DBP, diastolic blood pressure; HR, heart rate; RR, respiratory rate; SBP, systolic blood pressure; SpO2, oxygen saturation; ΔLR, change in Lindegaard ratio compared to baseline; ΔPI, change in pulsatility index compared to baseline.
The PI was decreased relative to baseline at every time point after the administration of ketamine (Table 2). No episodes of vasospasm were detected.

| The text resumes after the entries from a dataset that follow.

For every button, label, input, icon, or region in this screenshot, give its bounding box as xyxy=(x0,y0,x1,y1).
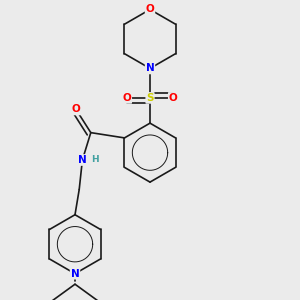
Text: S: S xyxy=(146,93,154,103)
Text: N: N xyxy=(78,155,87,165)
Text: O: O xyxy=(72,104,80,115)
Text: N: N xyxy=(146,63,154,74)
Text: N: N xyxy=(70,269,80,279)
Text: H: H xyxy=(91,155,99,164)
Text: O: O xyxy=(122,93,131,103)
Text: O: O xyxy=(169,93,178,103)
Text: O: O xyxy=(146,4,154,14)
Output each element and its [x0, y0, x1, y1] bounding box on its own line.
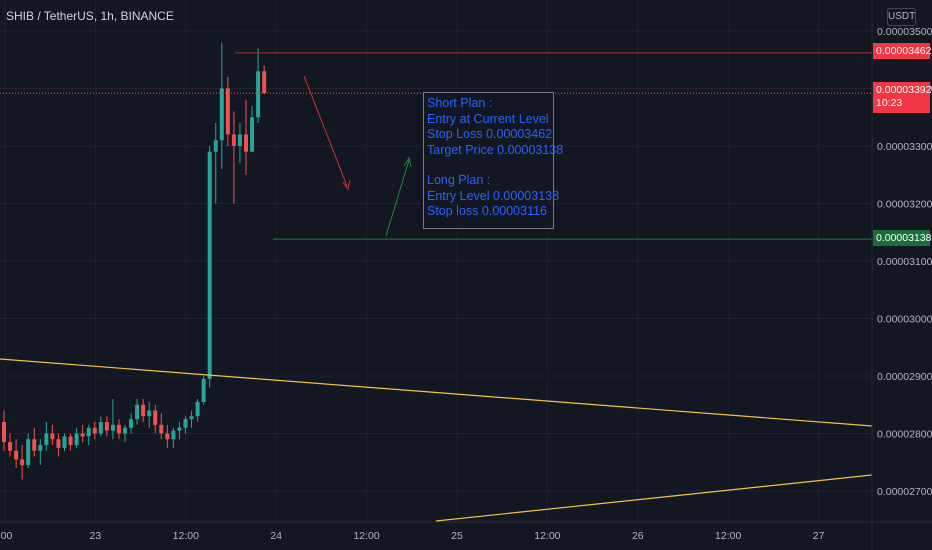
candle	[44, 422, 49, 451]
candle	[141, 399, 146, 422]
candle	[80, 424, 85, 443]
y-tick-label: 0.00003200	[877, 199, 932, 211]
note-line: Stop loss 0.00003116	[427, 204, 548, 218]
candle	[62, 433, 67, 451]
x-tick-label: 27	[813, 530, 825, 542]
candle	[225, 77, 230, 146]
candle	[38, 439, 43, 466]
candle	[20, 445, 25, 480]
candle	[153, 404, 158, 434]
x-tick-label: 23	[90, 530, 102, 542]
long-arrow	[385, 156, 412, 237]
countdown-label: 10:23	[876, 97, 903, 109]
y-tick-label: 0.00002900	[877, 371, 932, 383]
candle	[32, 427, 37, 457]
time-axis[interactable]: :00 23 12:00 24 12:00 25 12:00 26 12:00 27	[0, 521, 932, 542]
y-tick-label: 0.00003300	[877, 141, 932, 153]
candle	[123, 424, 127, 443]
candle	[201, 376, 206, 405]
note-line: Entry at Current Level	[427, 111, 549, 126]
y-tick-label: 0.00003000	[877, 314, 932, 326]
candle	[98, 416, 103, 437]
y-tick-label: 0.00003100	[877, 256, 932, 268]
candle	[86, 424, 91, 445]
candle	[219, 42, 224, 169]
note-line: Target Price 0.00003138	[427, 142, 564, 157]
candle	[237, 123, 242, 164]
candle	[110, 399, 115, 440]
y-tick-label: 0.00002800	[877, 429, 932, 441]
candle	[104, 416, 109, 437]
x-tick-label: 26	[632, 530, 644, 542]
short-arrow	[303, 75, 351, 191]
candle	[165, 424, 170, 448]
target-price-label: 0.00003138	[876, 232, 932, 244]
stop-price-tag: 0.00003462	[873, 43, 932, 59]
candle	[68, 433, 73, 451]
note-line: Entry Level 0.00003138	[427, 188, 560, 203]
grid-lines	[0, 0, 872, 522]
ascending-trendline	[435, 474, 873, 522]
current-price-label: 0.00003392	[876, 84, 932, 96]
candle	[231, 111, 236, 204]
currency-badge[interactable]: USDT	[887, 8, 916, 26]
x-tick-label: 24	[270, 530, 282, 542]
candle	[171, 427, 176, 448]
candle	[8, 433, 13, 457]
note-line: Stop Loss 0.00003462	[427, 127, 553, 141]
x-tick-label: 12:00	[534, 530, 560, 542]
candle	[74, 427, 79, 448]
note-line: Long Plan :	[427, 173, 491, 187]
candle	[116, 419, 121, 440]
x-tick-label: 25	[451, 530, 463, 542]
x-tick-label: :00	[0, 530, 12, 542]
note-line: Short Plan :	[427, 96, 493, 110]
candle	[207, 146, 212, 388]
candle	[250, 105, 255, 152]
trade-plan-note[interactable]: Short Plan : Entry at Current Level Stop…	[423, 92, 564, 229]
descending-trendline	[0, 358, 873, 427]
current-price-tag: 0.00003392 10:23	[873, 82, 932, 113]
x-tick-label: 12:00	[173, 530, 199, 542]
x-tick-label: 12:00	[715, 530, 741, 542]
candle	[159, 413, 164, 440]
candle	[244, 100, 248, 175]
candle	[195, 399, 200, 422]
symbol-title: SHIB / TetherUS, 1h, BINANCE	[6, 9, 174, 23]
candle	[135, 399, 140, 425]
candle	[50, 424, 55, 445]
candle	[183, 416, 188, 434]
trend-drawings	[0, 75, 873, 522]
candle	[147, 401, 152, 428]
note-line	[427, 158, 550, 173]
candle	[129, 413, 134, 434]
candle	[26, 433, 31, 468]
candle	[56, 433, 61, 457]
candle	[177, 422, 182, 440]
candle	[256, 48, 261, 123]
horizontal-levels	[0, 52, 872, 240]
candle	[92, 422, 97, 440]
candle	[14, 439, 19, 468]
candle	[262, 65, 267, 95]
y-tick-label: 0.00003500	[877, 26, 932, 38]
target-price-tag: 0.00003138	[873, 230, 932, 246]
candle	[213, 123, 218, 204]
y-tick-label: 0.00002700	[877, 486, 932, 498]
x-tick-label: 12:00	[353, 530, 379, 542]
stop-price-label: 0.00003462	[876, 45, 932, 57]
candle	[189, 410, 194, 428]
candle	[2, 410, 6, 451]
candlestick-series	[2, 42, 267, 480]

Our findings corroborate the results of a recent study5 conducted in a sample of paediatric patients with severe TBI and haemodynamic instability, in which the authors observed a decrease in ICP values following the administration of ketamine. Our study confirms these results in patients with intact cerebral autoregulation, with findings similar to those of Stem et al.,6 but including patients with mild TBI and carrying out the assessments with color-coded instead of conventional transcranial Doppler ultrasound.

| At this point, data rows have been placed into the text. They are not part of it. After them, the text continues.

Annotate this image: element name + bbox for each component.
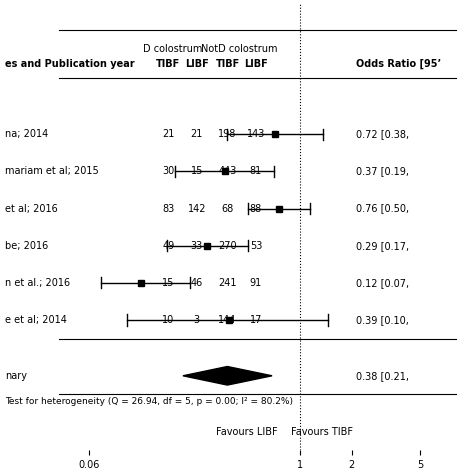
- Text: 0.37 [0.19,: 0.37 [0.19,: [356, 166, 409, 176]
- Text: 68: 68: [221, 203, 234, 214]
- Text: n et al.; 2016: n et al.; 2016: [5, 278, 70, 288]
- Text: Favours LIBF: Favours LIBF: [216, 427, 277, 437]
- Text: be; 2016: be; 2016: [5, 241, 48, 251]
- Text: 33: 33: [191, 241, 203, 251]
- Text: 0.12 [0.07,: 0.12 [0.07,: [356, 278, 409, 288]
- Text: 21: 21: [162, 129, 174, 139]
- Text: es and Publication year: es and Publication year: [5, 59, 134, 69]
- Text: 0.72 [0.38,: 0.72 [0.38,: [356, 129, 409, 139]
- Text: 0.76 [0.50,: 0.76 [0.50,: [356, 203, 409, 214]
- Text: 81: 81: [250, 166, 262, 176]
- Text: 3: 3: [194, 315, 200, 325]
- Polygon shape: [183, 366, 272, 385]
- Text: LIBF: LIBF: [185, 59, 209, 69]
- Text: 46: 46: [191, 278, 203, 288]
- Text: TIBF: TIBF: [215, 59, 240, 69]
- Text: 270: 270: [218, 241, 237, 251]
- Text: 21: 21: [191, 129, 203, 139]
- Text: 0.38 [0.21,: 0.38 [0.21,: [356, 371, 409, 381]
- Text: 88: 88: [250, 203, 262, 214]
- Text: LIBF: LIBF: [244, 59, 268, 69]
- Text: Odds Ratio [95’: Odds Ratio [95’: [356, 58, 441, 69]
- Text: na; 2014: na; 2014: [5, 129, 48, 139]
- Text: et al; 2016: et al; 2016: [5, 203, 57, 214]
- Text: 17: 17: [250, 315, 262, 325]
- Text: 143: 143: [247, 129, 265, 139]
- Text: 142: 142: [187, 203, 206, 214]
- Text: 10: 10: [162, 315, 174, 325]
- Text: TIBF: TIBF: [156, 59, 181, 69]
- Text: e et al; 2014: e et al; 2014: [5, 315, 67, 325]
- Text: Test for heterogeneity (Q = 26.94, df = 5, p = 0.00; I² = 80.2%): Test for heterogeneity (Q = 26.94, df = …: [5, 397, 293, 406]
- Text: 241: 241: [218, 278, 237, 288]
- Text: 0.39 [0.10,: 0.39 [0.10,: [356, 315, 409, 325]
- Text: 15: 15: [191, 166, 203, 176]
- Text: D colostrum: D colostrum: [143, 44, 203, 54]
- Text: NotD colostrum: NotD colostrum: [201, 44, 278, 54]
- Text: 0.29 [0.17,: 0.29 [0.17,: [356, 241, 409, 251]
- Text: 144: 144: [219, 315, 237, 325]
- Text: 53: 53: [250, 241, 262, 251]
- Text: 443: 443: [219, 166, 237, 176]
- Text: Favours TIBF: Favours TIBF: [292, 427, 353, 437]
- Text: 30: 30: [162, 166, 174, 176]
- Text: 83: 83: [162, 203, 174, 214]
- Text: 198: 198: [219, 129, 237, 139]
- Text: 91: 91: [250, 278, 262, 288]
- Text: nary: nary: [5, 371, 27, 381]
- Text: mariam et al; 2015: mariam et al; 2015: [5, 166, 99, 176]
- Text: 15: 15: [162, 278, 174, 288]
- Text: 49: 49: [162, 241, 174, 251]
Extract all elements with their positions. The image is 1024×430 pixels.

Studies assessing the effects of ketamine on ICP have been carried out in patients admitted to intensive care units,5 likely to require mechanical ventilation, inotropic support and hyperosmolar therapy, which may lead to changes in osmolality and oxygen and carbon dioxide concentrations and Doppler artifacts in the assessment of ICP, which hinders the interpretation of the real effects of ketamine.
Therefore, further studies are required to establish strong recommendations regarding the use of ketamine in paediatric patients who do not require respiratory support.
Previous meeting: This study was presented at the 37th Congress of the Sociedad Española de Cuidados Intensivos Pediátricos.